The Indian smartphone market has many similarities to China six years ago but is more price sensitive, according to analysts at Morgan Stanley.
The average price of an Apple iPhone in India is $612, much higher than Samsung's average selling price of $173 and Micromax's $86, according to Ramon Llamas, research manager at IDC. Llamas also pointing out that last year, 86.5% of all smartphones shipped into India retailed under $200.
"Apple's price point is relatively high for the Indian market when you have viable competitors that are in some cases offering better functionality," said Deven Parekh, managing director at venture capital firm Insight Partners.
One of India's top celebrity bloggers echoed that same sentiment.
"The iPhone still wins easily on prestige appeal, but it's hard to ignore the wide range of premium Android phones available in the market, at a fraction of the cost," said Malini Agarwal a.k.a.

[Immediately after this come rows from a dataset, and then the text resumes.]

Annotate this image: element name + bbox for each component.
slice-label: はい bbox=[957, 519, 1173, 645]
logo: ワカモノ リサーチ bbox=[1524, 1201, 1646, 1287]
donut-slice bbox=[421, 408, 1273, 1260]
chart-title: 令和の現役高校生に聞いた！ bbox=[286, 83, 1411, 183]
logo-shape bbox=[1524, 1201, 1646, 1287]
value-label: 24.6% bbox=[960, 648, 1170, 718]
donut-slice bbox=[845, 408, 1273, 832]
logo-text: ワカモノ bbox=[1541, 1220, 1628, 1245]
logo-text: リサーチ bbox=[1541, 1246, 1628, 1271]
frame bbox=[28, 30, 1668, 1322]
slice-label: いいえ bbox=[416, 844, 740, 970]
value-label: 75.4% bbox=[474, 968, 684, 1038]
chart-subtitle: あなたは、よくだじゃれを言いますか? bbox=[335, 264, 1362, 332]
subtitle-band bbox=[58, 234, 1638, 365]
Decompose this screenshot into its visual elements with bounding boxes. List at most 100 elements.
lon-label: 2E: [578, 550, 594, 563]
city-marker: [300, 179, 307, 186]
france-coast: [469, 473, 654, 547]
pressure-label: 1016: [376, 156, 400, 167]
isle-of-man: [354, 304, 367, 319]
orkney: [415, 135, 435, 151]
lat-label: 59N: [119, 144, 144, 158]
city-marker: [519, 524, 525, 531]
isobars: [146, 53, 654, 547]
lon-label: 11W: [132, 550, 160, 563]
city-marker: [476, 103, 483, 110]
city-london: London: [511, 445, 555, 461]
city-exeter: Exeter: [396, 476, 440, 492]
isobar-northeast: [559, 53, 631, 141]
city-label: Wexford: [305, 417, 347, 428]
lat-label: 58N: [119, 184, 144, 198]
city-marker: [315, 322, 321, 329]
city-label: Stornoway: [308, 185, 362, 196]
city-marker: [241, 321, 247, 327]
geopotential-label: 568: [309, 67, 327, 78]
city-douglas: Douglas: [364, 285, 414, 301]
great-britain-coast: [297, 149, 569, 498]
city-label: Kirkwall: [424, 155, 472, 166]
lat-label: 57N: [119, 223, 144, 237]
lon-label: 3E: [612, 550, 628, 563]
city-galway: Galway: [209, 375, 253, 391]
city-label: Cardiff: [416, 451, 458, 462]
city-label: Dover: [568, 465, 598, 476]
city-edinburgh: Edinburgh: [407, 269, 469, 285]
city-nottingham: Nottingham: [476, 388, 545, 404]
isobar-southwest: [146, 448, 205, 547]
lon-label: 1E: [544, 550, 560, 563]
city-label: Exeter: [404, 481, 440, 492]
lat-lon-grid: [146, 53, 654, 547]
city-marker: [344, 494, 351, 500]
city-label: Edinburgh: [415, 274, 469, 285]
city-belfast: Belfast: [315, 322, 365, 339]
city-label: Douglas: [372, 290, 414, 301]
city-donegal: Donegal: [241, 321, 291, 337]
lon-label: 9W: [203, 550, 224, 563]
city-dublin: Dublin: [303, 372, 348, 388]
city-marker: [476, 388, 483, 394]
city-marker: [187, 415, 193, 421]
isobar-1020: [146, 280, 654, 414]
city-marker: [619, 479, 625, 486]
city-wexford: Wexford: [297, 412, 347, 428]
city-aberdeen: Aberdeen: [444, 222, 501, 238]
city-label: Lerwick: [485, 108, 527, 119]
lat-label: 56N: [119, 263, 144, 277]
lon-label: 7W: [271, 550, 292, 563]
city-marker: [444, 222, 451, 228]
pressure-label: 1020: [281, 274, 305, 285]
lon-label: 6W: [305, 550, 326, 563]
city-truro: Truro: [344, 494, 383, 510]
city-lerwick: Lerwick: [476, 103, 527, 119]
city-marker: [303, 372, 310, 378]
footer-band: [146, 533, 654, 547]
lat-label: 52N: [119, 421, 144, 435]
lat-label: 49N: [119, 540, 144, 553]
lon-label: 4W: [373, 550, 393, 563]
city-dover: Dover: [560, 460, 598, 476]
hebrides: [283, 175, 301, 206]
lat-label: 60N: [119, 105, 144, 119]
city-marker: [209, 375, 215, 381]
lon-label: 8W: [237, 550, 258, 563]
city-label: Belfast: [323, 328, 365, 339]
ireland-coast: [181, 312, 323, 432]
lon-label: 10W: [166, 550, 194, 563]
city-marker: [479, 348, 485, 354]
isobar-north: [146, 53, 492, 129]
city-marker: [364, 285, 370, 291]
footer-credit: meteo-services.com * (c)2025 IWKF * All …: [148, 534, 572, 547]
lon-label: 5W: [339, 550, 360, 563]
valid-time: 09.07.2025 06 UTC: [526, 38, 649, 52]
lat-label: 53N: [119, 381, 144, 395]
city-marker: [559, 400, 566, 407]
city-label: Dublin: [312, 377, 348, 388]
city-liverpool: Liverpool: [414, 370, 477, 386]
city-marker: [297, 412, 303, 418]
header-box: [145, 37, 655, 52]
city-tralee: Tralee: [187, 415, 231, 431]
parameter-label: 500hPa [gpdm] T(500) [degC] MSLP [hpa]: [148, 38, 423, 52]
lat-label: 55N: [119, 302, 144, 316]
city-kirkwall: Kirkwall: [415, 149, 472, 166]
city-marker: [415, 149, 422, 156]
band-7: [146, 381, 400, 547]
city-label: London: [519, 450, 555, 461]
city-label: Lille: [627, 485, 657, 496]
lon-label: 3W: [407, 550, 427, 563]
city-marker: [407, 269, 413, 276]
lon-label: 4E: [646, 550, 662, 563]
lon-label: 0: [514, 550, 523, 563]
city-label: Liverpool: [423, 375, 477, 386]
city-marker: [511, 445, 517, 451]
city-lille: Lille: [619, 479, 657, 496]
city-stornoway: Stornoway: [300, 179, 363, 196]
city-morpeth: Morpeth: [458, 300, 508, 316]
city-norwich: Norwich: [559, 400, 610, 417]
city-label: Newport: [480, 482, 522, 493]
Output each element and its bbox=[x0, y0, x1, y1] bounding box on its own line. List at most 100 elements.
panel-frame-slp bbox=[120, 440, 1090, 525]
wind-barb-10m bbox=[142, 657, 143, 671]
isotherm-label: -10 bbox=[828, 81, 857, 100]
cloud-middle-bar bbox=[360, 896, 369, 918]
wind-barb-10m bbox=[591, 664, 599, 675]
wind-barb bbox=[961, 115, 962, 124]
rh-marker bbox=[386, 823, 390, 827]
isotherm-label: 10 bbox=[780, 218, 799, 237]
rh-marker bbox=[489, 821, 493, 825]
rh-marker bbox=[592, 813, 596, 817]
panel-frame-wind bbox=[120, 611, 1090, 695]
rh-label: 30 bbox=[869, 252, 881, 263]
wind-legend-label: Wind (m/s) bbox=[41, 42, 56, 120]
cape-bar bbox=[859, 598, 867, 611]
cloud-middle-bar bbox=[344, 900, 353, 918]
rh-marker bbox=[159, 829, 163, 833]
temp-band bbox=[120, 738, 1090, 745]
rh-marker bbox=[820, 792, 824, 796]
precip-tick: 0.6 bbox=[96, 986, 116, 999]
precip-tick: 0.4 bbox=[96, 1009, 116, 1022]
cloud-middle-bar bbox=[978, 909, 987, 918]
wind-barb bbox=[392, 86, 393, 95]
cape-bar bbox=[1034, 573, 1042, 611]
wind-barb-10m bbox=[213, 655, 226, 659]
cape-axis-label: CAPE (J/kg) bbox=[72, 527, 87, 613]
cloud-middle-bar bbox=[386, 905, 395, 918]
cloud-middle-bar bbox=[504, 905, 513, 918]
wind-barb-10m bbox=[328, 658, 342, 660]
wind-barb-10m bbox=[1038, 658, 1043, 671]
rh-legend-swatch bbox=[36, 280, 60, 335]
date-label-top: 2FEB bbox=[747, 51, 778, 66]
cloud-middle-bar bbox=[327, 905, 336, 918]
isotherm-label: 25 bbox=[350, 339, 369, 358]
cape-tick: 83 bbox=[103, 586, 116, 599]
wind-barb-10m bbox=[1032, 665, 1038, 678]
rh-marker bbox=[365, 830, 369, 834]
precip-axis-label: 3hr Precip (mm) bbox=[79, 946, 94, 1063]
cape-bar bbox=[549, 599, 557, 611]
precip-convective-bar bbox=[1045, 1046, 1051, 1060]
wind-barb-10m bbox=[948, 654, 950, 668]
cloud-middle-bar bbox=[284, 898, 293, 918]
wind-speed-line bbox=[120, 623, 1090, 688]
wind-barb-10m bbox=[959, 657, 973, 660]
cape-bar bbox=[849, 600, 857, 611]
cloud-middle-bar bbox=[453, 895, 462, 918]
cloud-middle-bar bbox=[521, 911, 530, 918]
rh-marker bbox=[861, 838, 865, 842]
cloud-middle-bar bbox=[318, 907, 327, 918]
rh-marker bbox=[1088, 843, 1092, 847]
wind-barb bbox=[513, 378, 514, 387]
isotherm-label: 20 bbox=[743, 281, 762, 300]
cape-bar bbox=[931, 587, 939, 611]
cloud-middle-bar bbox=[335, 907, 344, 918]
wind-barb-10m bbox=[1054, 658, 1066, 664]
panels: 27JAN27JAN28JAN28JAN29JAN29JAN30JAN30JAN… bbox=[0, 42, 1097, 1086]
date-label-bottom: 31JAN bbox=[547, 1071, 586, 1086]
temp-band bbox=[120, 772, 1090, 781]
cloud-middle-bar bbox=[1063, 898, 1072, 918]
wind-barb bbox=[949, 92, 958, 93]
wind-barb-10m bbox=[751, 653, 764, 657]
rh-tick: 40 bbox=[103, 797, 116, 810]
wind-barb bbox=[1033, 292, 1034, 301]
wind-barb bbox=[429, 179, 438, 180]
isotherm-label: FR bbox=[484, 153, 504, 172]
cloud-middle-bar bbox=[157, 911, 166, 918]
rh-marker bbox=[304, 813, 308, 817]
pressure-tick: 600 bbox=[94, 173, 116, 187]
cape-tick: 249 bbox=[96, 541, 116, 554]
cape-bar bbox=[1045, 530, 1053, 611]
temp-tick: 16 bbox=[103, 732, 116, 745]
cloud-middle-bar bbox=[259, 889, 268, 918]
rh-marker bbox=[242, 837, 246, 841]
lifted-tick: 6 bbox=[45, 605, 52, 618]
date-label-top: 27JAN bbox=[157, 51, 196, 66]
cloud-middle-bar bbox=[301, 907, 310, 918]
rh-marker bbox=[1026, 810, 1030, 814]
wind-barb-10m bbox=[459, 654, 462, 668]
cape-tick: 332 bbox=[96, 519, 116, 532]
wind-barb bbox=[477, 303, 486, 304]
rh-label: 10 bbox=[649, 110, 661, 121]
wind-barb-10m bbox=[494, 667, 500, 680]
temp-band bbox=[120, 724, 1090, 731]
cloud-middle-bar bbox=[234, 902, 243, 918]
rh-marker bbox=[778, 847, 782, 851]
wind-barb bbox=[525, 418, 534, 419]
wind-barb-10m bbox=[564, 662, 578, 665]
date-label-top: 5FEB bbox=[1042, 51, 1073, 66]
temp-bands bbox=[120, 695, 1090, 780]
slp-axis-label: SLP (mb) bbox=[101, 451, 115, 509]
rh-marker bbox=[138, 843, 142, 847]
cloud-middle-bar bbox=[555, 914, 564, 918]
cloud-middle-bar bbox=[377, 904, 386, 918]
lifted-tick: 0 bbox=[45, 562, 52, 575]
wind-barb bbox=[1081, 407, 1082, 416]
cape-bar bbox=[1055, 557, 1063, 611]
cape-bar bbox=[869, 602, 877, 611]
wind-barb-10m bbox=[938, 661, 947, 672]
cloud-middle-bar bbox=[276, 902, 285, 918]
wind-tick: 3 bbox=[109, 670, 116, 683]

MissMalini.
"You can buy 3 full featured laptops for the price of one iPhone 6s Plus. Even a brand new, premium Honda or Vespa scooter is cheaper. That's a tough sell," said Agarwal.
Apple requested to sell refurbished, cheaper phones in India, a request the government there rejected Thursday. (Apple told CNBC the company has yet to see the government's decision.) But even a cheaper iPhone may not be enough to kick-start sales there.
Mobile gurus who spoke to CNBC said consumers in India typically don't pay up for smartphones for many reasons. First, culturally there is this desire to switch or trade phones on a regular basis given the wear and tear associated with the humidity and pollution in India. Second, there is limited availability of LTE and/or 4G in the country, therefore less of a need for a premium smartphone.
However Morgan Stanley's Global Technology Team sees this changing.
"While the high- end smartphone market in India is small – only 6M units at US$300+ or 6% of the total – compelling macro and demographic trends, coupled with increasing 4G and ecommerce adoption, mean users are likely to upgrade to better smartphones over time," wrote Katy Huberty Managing Director at Morgan Stanley on April 20th.